Aber Cipolla ist gar kein Trickkünstler, die Erwachsenen spüren das bald. Ja, sie ahnen, was er ist: ein bewundernswert rhetorisch gewandter aber gefährlicher Hypnotiseur. Und so endet das Abend auch: als nämlich Cipolla seine Begabung auf taktloseste und entwürdigendste Weiße missbraucht. Der Nobelpreisträger Thomas Mann veröffentlichte seine Novelle im Jahr 1930. Sie wurde von der Kritik einhellig als formales wie sprachliches Meisterwerk gefeiert. "Literatur? Ja, und dreimal ja! Literatur im höchsten, besten Sinne, im Sinne eines einsamen Niveaus, das dennoch gesegnet ist mit dem Segen der vollkommenen Zugänglichkeit..." (Stephan Ehrenzweig).
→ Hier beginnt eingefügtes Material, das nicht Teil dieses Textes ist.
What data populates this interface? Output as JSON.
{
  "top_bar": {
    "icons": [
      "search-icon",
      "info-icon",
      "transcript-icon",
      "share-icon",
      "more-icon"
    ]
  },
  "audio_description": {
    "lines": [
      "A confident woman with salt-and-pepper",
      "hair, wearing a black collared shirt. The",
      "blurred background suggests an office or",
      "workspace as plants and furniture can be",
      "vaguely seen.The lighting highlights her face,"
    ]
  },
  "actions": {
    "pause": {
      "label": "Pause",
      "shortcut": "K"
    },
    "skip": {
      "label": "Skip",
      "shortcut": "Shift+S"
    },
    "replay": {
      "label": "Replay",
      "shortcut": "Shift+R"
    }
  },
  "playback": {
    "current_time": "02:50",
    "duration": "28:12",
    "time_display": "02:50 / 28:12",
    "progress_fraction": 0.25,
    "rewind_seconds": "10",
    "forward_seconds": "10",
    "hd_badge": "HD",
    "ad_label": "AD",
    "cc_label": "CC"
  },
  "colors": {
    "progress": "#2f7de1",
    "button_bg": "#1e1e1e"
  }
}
Obwohl Italien mit einem Verbot der Novelle auf deren Erscheinen reagierte, wurde ihr politischer Aspekt aber zunächst in seiner Tragweite übersehen, mindestens aber unterschätzt. Dieser Ansatz, der unverstellte Blick auf die keineswegs nur geheime Anspielung auf den Faschismus und damit auf die ­ wenn auch verschleierte ­ Vorahnung deutscher (und italienischer) Geschichte gelang erst den Rezensionen nach 1945. Das oben begonnene Zitat aus Thomas Manns Novelle endet: "... und man hat sie [die Kinder] in dem glücklichen Wahn gelassen, dass alles Theater gewesen sei."

ROZZNJOGD

//von PETER TURRINI

 Im Leben ist er Peter Turrini, Schriftsteller, geboren 1944 (die Mutter aus der Steiermark, der Vater Italiener), wohnhaft in Wien. Auf Bühnen, in Fernsehfilmen und in Gedichten ist er "Sauschlachten", "Die Alpensaga", "Josef und Maria", "Die Bürger", neuerdings "Die Minderleister" und eben "Rozznjogd".

"Ein düsteres Satyrspiel zu 'Easy Rider'", eine burleske Parodie jenes tragischen Kultfilms der sechziger Jahre also nennt Helmut Schödel in der 'Zeit' dieses erste Theaterstück Turrinis, das 1971 eine stürmische Premiere erlebte und seinen Autor über Nacht über die Grenzen Österreichs hinaus bekannt machte.

Die Theater 4-Bearbeitung des Stücks "Rozznjogd", in österreichischen Umgangsdialekt wie die Vorlage, zeigt zwei junge Arbeitskollegen ­ im Original sind es Sie und Er ­ nachts auf der Müllhalde einer großen Stadt. Sie sind wegen des leidenschaftlichen Sports des einen Jungen auf diesen Platz herausgefahren: Rattenschießen, Rattenjagd. "du hosd mi scho richtich vastondn, ois obfoi, scheisse, misd in uns" ­ aus dieser längst gehegten Einsicht des einen Jungen entwickelt sich im Verlauf des Stücks das eigentliche Spiel. Das Interesse zunächst des einen Jungen, dann beider richtet sich zunehmend darauf, zu erfahren, was wirklich hinter den bröckelnden Fassaden wartet: "... oba du bisd ana, den i genau kennenleanen mechd, deshoib muass i di zalegn, vastesd?"

Peter Turrini sieht sein Stück als Ergebnis eines "verzweifelten Selbstreinigungsprozeß[es], ... [um] alles, was sich in den letzten Jahren an Druck ... angesammelt hatte, los[zu]werden."1 War daraus wirklich nur ein Satyrspiel zu einer vergangenen Spielart des Generationskonflikts entstanden?

Turrini hat für eine von ihm selbst gesprochene spätere Tonbandaufnahme den Schluß seines Stücks neu geschrieben. Die Theater 4-Bearbeitung verwendet diese Änderung: "Rozznjogd" ist damit Paradigma eben dieses Selbstreinigungsprozesses, befreiend in allen Stadien, aber unausweichlich in seiner letzten Konsequenz.